PM2.5 is particulate matter which is about three per cent the diameter of a human hair and can lead to premature deaths from heart and lung diseases.
An AQI between zero and 50 is considered "good", 51 and 100 "satisfactory", 101 and 200 "moderate", 201 and 300 "poor", 301 and 400 "very poor", and 401 and 500 "severe".
SAFAR said stubble burning-induced impact on AQI is expected to increase from negligible to moderate in the next two days.
A spike in PM2.5 in the early hours of November 15 is likely in case of fire-related emissions, it said.

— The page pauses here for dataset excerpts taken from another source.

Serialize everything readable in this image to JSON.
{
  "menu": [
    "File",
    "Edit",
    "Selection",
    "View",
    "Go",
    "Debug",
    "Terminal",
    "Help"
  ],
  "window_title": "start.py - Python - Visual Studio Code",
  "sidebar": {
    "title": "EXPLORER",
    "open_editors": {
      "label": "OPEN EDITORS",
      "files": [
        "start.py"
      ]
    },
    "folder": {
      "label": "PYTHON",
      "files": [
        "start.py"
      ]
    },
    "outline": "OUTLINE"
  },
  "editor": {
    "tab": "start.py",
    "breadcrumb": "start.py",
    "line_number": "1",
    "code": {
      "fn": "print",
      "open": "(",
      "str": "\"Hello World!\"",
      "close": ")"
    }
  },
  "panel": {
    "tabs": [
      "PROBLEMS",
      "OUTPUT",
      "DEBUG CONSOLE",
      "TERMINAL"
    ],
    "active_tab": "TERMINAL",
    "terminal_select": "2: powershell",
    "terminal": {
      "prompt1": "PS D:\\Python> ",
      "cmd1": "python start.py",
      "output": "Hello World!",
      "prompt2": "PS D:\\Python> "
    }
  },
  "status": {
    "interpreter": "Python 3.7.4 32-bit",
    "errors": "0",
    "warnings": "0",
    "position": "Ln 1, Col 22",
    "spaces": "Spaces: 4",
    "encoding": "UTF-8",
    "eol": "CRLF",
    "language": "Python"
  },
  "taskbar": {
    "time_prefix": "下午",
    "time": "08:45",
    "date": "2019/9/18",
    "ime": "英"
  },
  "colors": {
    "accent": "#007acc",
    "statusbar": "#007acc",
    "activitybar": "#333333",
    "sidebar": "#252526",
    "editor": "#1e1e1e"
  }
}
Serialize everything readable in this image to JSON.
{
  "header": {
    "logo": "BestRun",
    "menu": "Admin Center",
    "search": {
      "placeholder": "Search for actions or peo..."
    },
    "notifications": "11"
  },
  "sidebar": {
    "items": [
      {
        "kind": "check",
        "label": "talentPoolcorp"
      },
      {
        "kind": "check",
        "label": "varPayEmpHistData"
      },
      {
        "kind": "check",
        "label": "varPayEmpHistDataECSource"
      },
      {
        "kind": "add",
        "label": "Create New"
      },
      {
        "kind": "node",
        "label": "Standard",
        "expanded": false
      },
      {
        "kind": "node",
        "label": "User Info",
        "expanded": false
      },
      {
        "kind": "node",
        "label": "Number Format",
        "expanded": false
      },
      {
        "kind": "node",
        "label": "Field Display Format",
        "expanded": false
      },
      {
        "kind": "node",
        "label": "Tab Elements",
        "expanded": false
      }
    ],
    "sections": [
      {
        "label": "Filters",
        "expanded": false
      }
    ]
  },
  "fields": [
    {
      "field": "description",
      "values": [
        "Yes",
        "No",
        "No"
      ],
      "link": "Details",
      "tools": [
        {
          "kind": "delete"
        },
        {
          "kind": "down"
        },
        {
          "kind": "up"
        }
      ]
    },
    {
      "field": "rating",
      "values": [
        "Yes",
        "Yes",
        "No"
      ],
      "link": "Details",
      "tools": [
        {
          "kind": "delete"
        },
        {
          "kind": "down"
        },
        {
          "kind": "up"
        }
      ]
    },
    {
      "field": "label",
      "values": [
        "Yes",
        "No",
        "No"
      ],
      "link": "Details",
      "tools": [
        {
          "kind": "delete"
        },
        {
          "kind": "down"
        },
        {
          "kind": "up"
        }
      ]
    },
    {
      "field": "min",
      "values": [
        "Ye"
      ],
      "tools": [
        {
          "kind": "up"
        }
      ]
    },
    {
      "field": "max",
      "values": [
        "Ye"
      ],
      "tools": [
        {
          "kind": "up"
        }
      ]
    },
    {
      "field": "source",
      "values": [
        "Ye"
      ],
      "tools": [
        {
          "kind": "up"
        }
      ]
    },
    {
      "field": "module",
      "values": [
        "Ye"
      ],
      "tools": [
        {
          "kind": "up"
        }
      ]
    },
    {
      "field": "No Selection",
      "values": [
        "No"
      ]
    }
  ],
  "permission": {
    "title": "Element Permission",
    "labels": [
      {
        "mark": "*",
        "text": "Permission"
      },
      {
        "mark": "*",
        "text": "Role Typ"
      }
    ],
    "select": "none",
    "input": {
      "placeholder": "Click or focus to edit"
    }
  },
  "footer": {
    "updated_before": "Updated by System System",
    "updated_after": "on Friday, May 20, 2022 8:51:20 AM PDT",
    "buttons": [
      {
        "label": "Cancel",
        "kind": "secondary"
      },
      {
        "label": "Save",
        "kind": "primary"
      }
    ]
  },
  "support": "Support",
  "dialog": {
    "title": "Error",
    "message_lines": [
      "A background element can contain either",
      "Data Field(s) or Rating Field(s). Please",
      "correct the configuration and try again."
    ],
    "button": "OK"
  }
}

"The transport-level winds are now north-westerly and will have high potential to transport biomass plume in the next three days, but the expected moderate surface winds in Delhi will not allow rapid accumulation of pollutants for a longer period, it said.
However, the air quality is expected to remain in the higher end of the very poor category and the lower end of severe category on Diwali night.
SAFAR said moderate easterly boundary layer winds are likely on November 15 and November 16. Isolated rainfall under the influence of a fresh Western Disturbance is also expected by November 16.
"These two factors will help in reducing the impact of any additional emissions and biomass plume," it said.
On November 5, the Delhi government banned the sale and use of all types of firecrackers in the city from November 7 to November 30.
On Monday, the National Green Tribunal also imposed a total ban on sale or use of all kinds of firecrackers in the NCR from November 9 midnight to November 30 midnight, saying "celebration by crackers is for happiness and not to celebrate deaths and diseases".